Freddie Gibbs's ESGN album leaked yesterday after someone hacked into the computers of the project's distributor, Empire, while they were migrating to a securer network. ESGN was originally slated for a July 9th release. To combat the theft, Gibbs's camp released the album early, both as a streaming preview and an iTunes download. The circumstances of ESGN's introduction to the world might have been messed up, but the album has the Gary, Indiana-based Gibbs come good on his claim that it's his definitive body of work -- and he's done so by making an album that's a reminder of the appeal of gangsta rap that's never meant to trouble the pop world. To its virtue, ESGN is a brilliantly unfashionable album.
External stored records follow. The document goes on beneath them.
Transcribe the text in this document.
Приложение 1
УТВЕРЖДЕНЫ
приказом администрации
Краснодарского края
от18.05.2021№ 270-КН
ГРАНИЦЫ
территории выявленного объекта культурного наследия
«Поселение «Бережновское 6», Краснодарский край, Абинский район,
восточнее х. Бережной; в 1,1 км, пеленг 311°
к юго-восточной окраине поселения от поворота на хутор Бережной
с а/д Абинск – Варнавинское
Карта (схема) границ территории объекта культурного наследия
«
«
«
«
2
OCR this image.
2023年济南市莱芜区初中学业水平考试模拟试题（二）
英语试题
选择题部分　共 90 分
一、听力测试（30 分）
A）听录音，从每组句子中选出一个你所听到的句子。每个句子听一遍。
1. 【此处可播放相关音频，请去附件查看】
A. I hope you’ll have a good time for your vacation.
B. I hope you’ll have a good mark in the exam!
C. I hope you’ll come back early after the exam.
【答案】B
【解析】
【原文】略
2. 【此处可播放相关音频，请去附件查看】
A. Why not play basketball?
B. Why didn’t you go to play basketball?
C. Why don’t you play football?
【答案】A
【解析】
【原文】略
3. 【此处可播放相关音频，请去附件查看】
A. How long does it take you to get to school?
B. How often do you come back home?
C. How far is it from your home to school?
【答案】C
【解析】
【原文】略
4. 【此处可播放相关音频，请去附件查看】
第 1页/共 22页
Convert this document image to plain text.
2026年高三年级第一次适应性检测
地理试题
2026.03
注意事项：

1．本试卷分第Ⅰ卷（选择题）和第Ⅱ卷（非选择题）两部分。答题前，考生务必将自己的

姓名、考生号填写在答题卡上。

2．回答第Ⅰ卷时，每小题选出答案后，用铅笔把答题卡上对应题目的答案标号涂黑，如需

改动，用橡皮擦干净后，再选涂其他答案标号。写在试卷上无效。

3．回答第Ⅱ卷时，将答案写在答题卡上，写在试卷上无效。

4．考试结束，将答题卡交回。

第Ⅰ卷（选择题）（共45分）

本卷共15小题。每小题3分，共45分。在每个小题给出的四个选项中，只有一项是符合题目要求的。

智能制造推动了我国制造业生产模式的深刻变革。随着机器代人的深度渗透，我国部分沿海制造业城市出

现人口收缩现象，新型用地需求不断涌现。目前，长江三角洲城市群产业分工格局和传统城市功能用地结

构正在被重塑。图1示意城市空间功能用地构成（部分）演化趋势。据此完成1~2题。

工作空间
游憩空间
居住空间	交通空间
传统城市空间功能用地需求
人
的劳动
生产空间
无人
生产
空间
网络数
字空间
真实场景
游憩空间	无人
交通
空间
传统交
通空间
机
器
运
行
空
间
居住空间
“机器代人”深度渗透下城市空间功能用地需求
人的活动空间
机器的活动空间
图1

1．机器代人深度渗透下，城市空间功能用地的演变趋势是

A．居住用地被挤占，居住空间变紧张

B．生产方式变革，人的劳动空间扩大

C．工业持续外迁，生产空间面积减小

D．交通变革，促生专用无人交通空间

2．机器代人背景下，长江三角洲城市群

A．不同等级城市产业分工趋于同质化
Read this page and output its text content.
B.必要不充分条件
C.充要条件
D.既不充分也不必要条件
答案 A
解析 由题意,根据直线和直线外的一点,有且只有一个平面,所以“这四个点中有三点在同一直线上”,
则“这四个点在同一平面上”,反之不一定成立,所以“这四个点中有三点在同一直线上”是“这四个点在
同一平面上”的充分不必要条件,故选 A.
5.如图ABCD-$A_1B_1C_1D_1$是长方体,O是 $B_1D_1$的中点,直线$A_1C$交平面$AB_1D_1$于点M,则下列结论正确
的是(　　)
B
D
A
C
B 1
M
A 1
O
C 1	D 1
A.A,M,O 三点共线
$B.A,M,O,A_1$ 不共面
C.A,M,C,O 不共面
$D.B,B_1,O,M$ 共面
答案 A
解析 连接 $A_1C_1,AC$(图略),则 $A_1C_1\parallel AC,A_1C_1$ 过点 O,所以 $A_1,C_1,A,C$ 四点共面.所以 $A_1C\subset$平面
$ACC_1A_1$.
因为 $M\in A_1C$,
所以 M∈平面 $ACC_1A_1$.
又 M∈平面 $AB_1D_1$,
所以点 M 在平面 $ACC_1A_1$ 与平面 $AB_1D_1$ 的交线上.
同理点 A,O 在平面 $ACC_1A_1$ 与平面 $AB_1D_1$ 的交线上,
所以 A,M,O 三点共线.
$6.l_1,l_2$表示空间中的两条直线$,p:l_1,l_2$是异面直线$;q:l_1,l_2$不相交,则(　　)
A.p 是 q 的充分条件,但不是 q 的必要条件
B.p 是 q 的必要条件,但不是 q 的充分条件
It didn't used to be this way. Back in late-2009, Gibbs was a rapper in vogue. He was profiled on the cover of the LA Weekly and, off the back of his Midwestgangstaboxframecadillacmuzik mixtape, received a glowing endorsement from The New Yorker. Before that he was involved with the Interscope label and management set-up, a situation which didn't pan out. This idea of a larger label looking to profit from Gibbs's commanding rhymes and relentless flow was revisited in 2011 when he signed to Young Jeezy's CTE World imprint. That also didn't work out and he left in acrimonious circumstances. Listening to ESGN it's not surprising that Gibbs bumped heads with Jeezy: His music doesn't pander to the marketing schtick of gangsta rap as an action-packed facade to sell records. He's not dabbling in the cartoonish world of studio gangstas. Instead, Gibbs has composed a set of songs that draw you down to his own eye-level; he's bringing you into the front lines of his own world and it can be an unapologetically grisly one. As Gibbs put it when I spoke to him recently: "The streets is home and the streets is grimy and the streets is cut-throat -- I’d say I saw two n****s getting murdered yesterday looking out the barbershop." This is that vignette through the barbershop window spread over 19 songs.
So instead of scrabbling around and calling in industry favors to pack the project with star names affixed to super-producer beats, Gibbs uses ESGN to assert his steely independence. The bulk of the guest raps come from the relatively unknown ranks of his crew (Hit Skrewface, G-Wiz, D-Edge, G.I. Fleezy and Big Kill). Beyond his close circle, the biggest rap assists come on "F.A.M.E." when Daz Dillinger and Spice 1 add on to the song. Daz and Spice are verified gangsta-rap icons, but the latter is still most widely associated with his turn on the Menace II Society soundtrack in 1993. "F.A.M.E." harks back to the spirit of that era, with Cardo's production on the song pegged around an ominous piano riff and an eerie, simmering drum pattern.
At its most convincing, ESGN sounds like a direct link back to the songs that presumably first caught Gibbs's ear as a fan. Tracks like "Eastside Moonwalker," "I Seen A Man Die," and "Real G Money" are a tribute to his devotion to the craft of gangsta rap. On a cursory listen ESGN can seem unforgiving and bleak, but that's part of its charm: It's a totally uncompromising album. These days, that deserves unflinchingly high praise.